Despite all, natural speech consists of large stretches of glottal pulsing, which creates amplitude comodulation over time and harmonic relations between concurrent portions of the spectrum. This has led to a reasonable proposal (Barker & Cooke, 1999; Darwin, 2008) that generic auditory grouping functions, although not necessary for the perceptual organization of speech, contribute to perceptual organization when speech spectra satisfy the gestalt criteria. The consistent finding that speech spectra organize quickly – on the order of milliseconds – and generic auditory grouping takes time to build – on the order of seconds – may justify doubt in the asserted privilege of gestalt‐based grouping by similarity. A critical empirical test was provided by Carrell and Opie (1992), which offers an index of the plausibility of the claim. In the test, the intelligibility of sinewave sentences was compared in two acoustic conditions: (1) three‐tone time‐varying sinusoids; and (2) three‐tone time‐varying sinusoids on which a regular amplitude pulse was imposed. Although the tone patterns in the first condition were not susceptible to gestalt‐based grouping, because they failed to exhibit similarity in each of the relevant dimensions that we have discussed, the pulsed tone patterns in the second condition exhibited amplitude comodulation and harmonicity in its complex spectra (Bregman, Levitan, & Liao, 1990). All other things being equal, the perceptual organization attributable to complex coordinate variation should have been reinforced by perceptual organization attributable to similarity that triggers generic auditory grouping. Indeed, Carrell and Opie found that pulsed sentences were more intelligible than smoothly varying sinusoids, as if the spectral components once bound more securely were more successfully analyzed.
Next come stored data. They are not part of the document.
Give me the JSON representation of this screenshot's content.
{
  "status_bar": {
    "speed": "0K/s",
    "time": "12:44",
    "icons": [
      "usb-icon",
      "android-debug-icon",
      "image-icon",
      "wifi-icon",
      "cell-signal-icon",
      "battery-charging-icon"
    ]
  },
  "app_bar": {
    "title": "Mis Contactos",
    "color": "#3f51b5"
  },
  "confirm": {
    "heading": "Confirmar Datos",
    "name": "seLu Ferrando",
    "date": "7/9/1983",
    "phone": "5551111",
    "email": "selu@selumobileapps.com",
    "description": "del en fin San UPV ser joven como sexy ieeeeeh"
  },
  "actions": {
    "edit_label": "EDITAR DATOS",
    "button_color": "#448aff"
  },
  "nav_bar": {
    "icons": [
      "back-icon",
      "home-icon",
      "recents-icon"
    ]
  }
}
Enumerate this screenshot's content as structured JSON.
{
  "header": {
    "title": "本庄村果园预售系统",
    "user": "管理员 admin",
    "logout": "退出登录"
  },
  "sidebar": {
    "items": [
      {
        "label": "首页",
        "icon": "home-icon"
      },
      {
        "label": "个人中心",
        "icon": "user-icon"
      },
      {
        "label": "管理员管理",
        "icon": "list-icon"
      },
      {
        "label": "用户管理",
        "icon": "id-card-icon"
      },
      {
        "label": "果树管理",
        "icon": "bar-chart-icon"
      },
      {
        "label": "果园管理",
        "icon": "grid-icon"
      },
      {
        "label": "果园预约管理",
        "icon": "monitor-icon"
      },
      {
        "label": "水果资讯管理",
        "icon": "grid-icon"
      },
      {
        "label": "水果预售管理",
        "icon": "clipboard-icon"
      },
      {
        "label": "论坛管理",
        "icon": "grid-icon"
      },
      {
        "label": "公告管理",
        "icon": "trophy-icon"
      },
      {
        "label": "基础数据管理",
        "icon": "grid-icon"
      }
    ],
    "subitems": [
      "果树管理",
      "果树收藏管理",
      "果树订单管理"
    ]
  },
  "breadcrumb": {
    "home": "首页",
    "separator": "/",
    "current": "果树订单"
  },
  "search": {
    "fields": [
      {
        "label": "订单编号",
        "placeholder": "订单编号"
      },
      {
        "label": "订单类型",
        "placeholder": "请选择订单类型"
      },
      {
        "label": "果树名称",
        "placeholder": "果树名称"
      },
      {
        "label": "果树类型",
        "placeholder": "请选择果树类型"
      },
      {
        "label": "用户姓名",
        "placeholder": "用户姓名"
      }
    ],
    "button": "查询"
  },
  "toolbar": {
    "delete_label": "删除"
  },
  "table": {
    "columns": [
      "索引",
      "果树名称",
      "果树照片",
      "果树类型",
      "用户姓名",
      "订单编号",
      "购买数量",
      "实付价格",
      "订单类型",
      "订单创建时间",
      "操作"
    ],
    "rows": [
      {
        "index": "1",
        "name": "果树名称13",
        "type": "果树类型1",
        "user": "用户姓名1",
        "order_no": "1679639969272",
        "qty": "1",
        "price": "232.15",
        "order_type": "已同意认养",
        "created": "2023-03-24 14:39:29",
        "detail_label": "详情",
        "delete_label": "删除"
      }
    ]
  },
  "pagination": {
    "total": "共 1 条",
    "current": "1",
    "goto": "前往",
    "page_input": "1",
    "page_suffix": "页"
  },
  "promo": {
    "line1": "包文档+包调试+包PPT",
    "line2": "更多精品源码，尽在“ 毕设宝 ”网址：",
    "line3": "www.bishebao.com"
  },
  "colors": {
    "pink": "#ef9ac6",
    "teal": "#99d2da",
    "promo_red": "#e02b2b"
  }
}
The assertion offered by Barker and Cooke (1999) about this phenomenon is that generic auditory functions can reinforce the grouping of speech signals, although on close examination the evidence does not yet warrant an endorsement of a hybrid model of perceptual organization. Carrell and Opie had used a range of pulse rates and conditions in their study, and reported that the intelligibility gain attributable to pulsing a sinewave sentence was restricted to a pulse rate in the range of 50–100 Hz. No benefit of pulsing was observed for a pulse rate of 200 Hz. While this topic merits additional examination, the available evidence encourages a doubtful conclusion about this hypothetical hybrid character of perceptual organization, which would necessarily be limited in applicability to speech signals produced by low bass voices; its benefit would not extend to tenors, to say nothing of altos and sopranos. Most generously, we might conclude that the relation of primitive gestalt‐based generic auditory grouping and the more abstract organization by sensitivity to coordinate variation cannot be defined without stronger evidence, and that it is premature to conclude that the gestalt set plays a prominent or even a secondary role in the perceptual organization of speech.